ROSSI , di nome David, è il figlio di Stefano Rosso (ci fu un’epoca barricadera in cui tra una molotov e un processo al Palalido, cambiare le vocali rivestiva una certa importanza) l’amico del Folkstudio, l’autore di “Una storia disonesta”, l’ironico cantore di spinelli e giri di chitarra da legalizzare: “Che bello/col pakistano nero e con l’ombrello/ e una ragazza giusta che ci sta/ e tutto il resto che importanza ha?”. Un eretico che mai avrebbe immaginato a metà dei ‘70 un figlio speaker, dietro il microfono, a intonare il coro, “da direttore artistico”, salmodiando pregi e difetti della Roma. Con Rossi (tenue verso la società, ma spesso critico con Zeman), a dire il vero, Caltagirone ancora non ha quadrato il cerchio. Gli ascolti, inversamente proporzionali agli investimenti, sono inferiori a quelli di altri capipopolo. Distanti da quelli di Mario Corsi in onda su Centrosuonosport e comunque, non commisurabili all’impegno familiare. In pubblico, Edoardo Junior azzarda curiose teorie macroeconomiche sulla crisi dell’Europa. (a suo dire, un’autoflagellazione più urlata che reale, utile a tenere distante il fantasma cinese) ma sa far di conto. E nonostante la monomaniacalità (non dissimile da altre frequenze come Radiosei, impegnate a discutere esclusivamente di Lazio) è perplesso. L’obiettivo stadio è una chimera. La concorrenza picchia. Lo spettacolo domenicale dei cronisti avversari costretti a rapinare qualche frammento di Roma al telefono, così vicino e così lontano alle memorie del giovane Fabio Caressa (altro prodotto dell’etere romano) che con il gettone in mano scendeva le scalinate dello stadio per raccontare in differita ciò che aveva visto mezz’ora prima, rende il clima plumbeo. Per la famiglia Caltagirone, silenzio e consenso, hanno sempre camminato parallelamente. Se per scelta imprenditoriale evadi dal primo, devi stare attento a non intaccare il secondo. Non quello mediatico: “I giornali sono organi di diffamazione”, ma quello popolare.

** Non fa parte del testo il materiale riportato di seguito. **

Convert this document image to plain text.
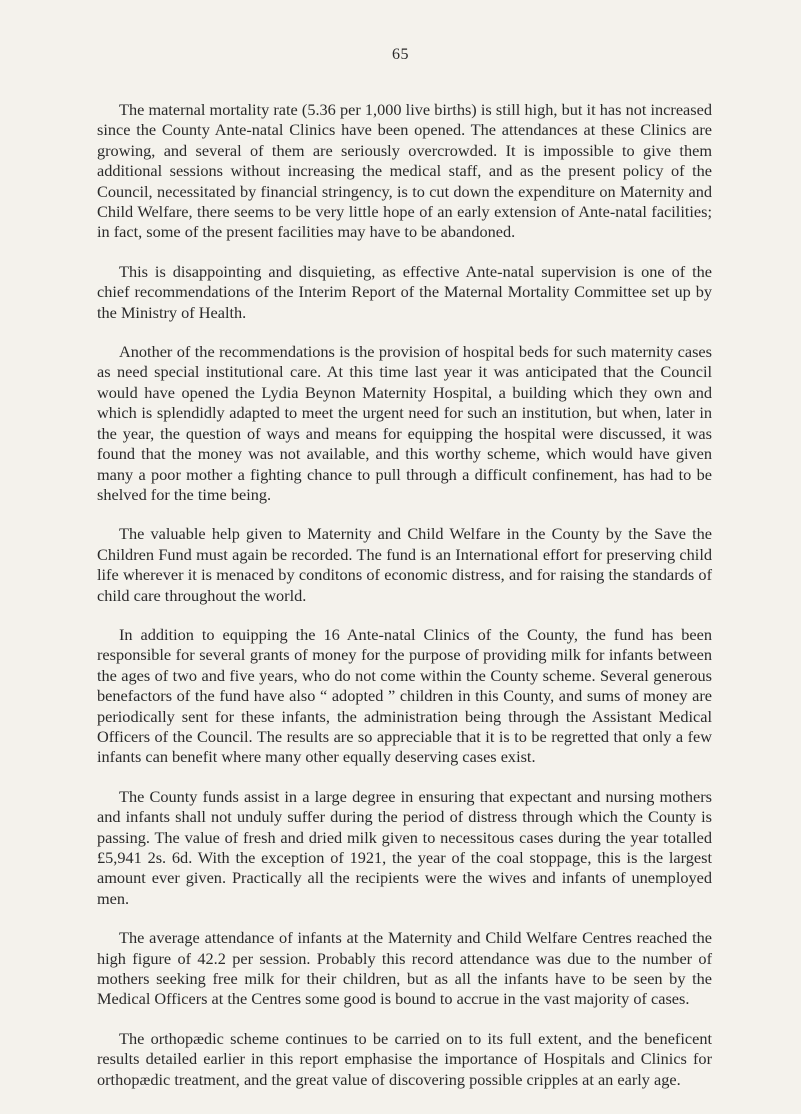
65

The maternal mortality rate (5.36 per 1,000 live births) is still high, but it has not increased since the County Ante-natal Clinics have been opened. The attendances at these Clinics are growing, and several of them are seriously overcrowded. It is impossible to give them additional sessions without increasing the medical staff, and as the present policy of the Council, necessitated by financial stringency, is to cut down the expenditure on Maternity and Child Welfare, there seems to be very little hope of an early extension of Ante-natal facilities; in fact, some of the present facilities may have to be abandoned.

This is disappointing and disquieting, as effective Ante-natal supervision is one of the chief recommendations of the Interim Report of the Maternal Mortality Committee set up by the Ministry of Health.

Another of the recommendations is the provision of hospital beds for such maternity cases as need special institutional care. At this time last year it was anticipated that the Council would have opened the Lydia Beynon Maternity Hospital, a building which they own and which is splendidly adapted to meet the urgent need for such an institution, but when, later in the year, the question of ways and means for equipping the hospital were discussed, it was found that the money was not available, and this worthy scheme, which would have given many a poor mother a fighting chance to pull through a difficult confinement, has had to be shelved for the time being.

The valuable help given to Maternity and Child Welfare in the County by the Save the Children Fund must again be recorded. The fund is an International effort for preserving child life wherever it is menaced by conditons of economic distress, and for raising the standards of child care throughout the world.

In addition to equipping the 16 Ante-natal Clinics of the County, the fund has been responsible for several grants of money for the purpose of providing milk for infants between the ages of two and five years, who do not come within the County scheme. Several generous benefactors of the fund have also “ adopted ” children in this County, and sums of money are periodically sent for these infants, the administration being through the Assistant Medical Officers of the Council. The results are so appreciable that it is to be regretted that only a few infants can benefit where many other equally deserving cases exist.

The County funds assist in a large degree in ensuring that expectant and nursing mothers and infants shall not unduly suffer during the period of distress through which the County is passing. The value of fresh and dried milk given to necessitous cases during the year totalled £5,941 2s. 6d. With the exception of 1921, the year of the coal stoppage, this is the largest amount ever given. Practically all the recipients were the wives and infants of unemployed men.

The average attendance of infants at the Maternity and Child Welfare Centres reached the high figure of 42.2 per session. Probably this record attendance was due to the number of mothers seeking free milk for their children, but as all the infants have to be seen by the Medical Officers at the Centres some good is bound to accrue in the vast majority of cases.

The orthopædic scheme continues to be carried on to its full extent, and the beneficent results detailed earlier in this report emphasise the importance of Hospitals and Clinics for orthopædic treatment, and the great value of discovering possible cripples at an early age.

L'EPICA dei Caltagirone che sanno lavorare in armonia, producendo posti di lavoro, scandali sopiti lontano dai riflettori, monetizzando rapporti e frequentazioni a testa china come seppe fare Gaetano “Calce viva”, il Caltagirone che per primo tracciò la strada in Sicilia. Se si litiga, anche in famiglia, non si sceglie mai la via del cazziatone pubblico. Il rimprovero per la condotta impropria è un segreto di Fatima. Un sussurro. Una freddura. Francesco Gaetano detto Franco, già proprietario di Mattino e Messaggero , era antitetico al cugino Francesco Bellavista? Bastava un colpo sotto la cintura e finiva lì: “Lui salta sempre il Bellavista e non capisco il motivo”. Le nuove generazioni hanno alzato il tiro. Inconsapevoli che Moro, nella prigione Br, li tenesse nel cuore: “È singolare la vicenda del debitore Caltagirone” e che rispondendo a Cossiga sulla stessa vicenda, come ricordò Merlo sul Corriere, Sciascia affilò l’ironia : “Abbiamo finalmente appreso che i Caltagirone sono dei buoni cittadini. Evviva”. Per sapere se otterranno il plauso dei tifosi, non basterà una telefonata “A Frà, che te ser ve?”, ma un cavallo chiamato share per l’incoronazione definitiva. “Forza Roma olè, i rigori sò tre”.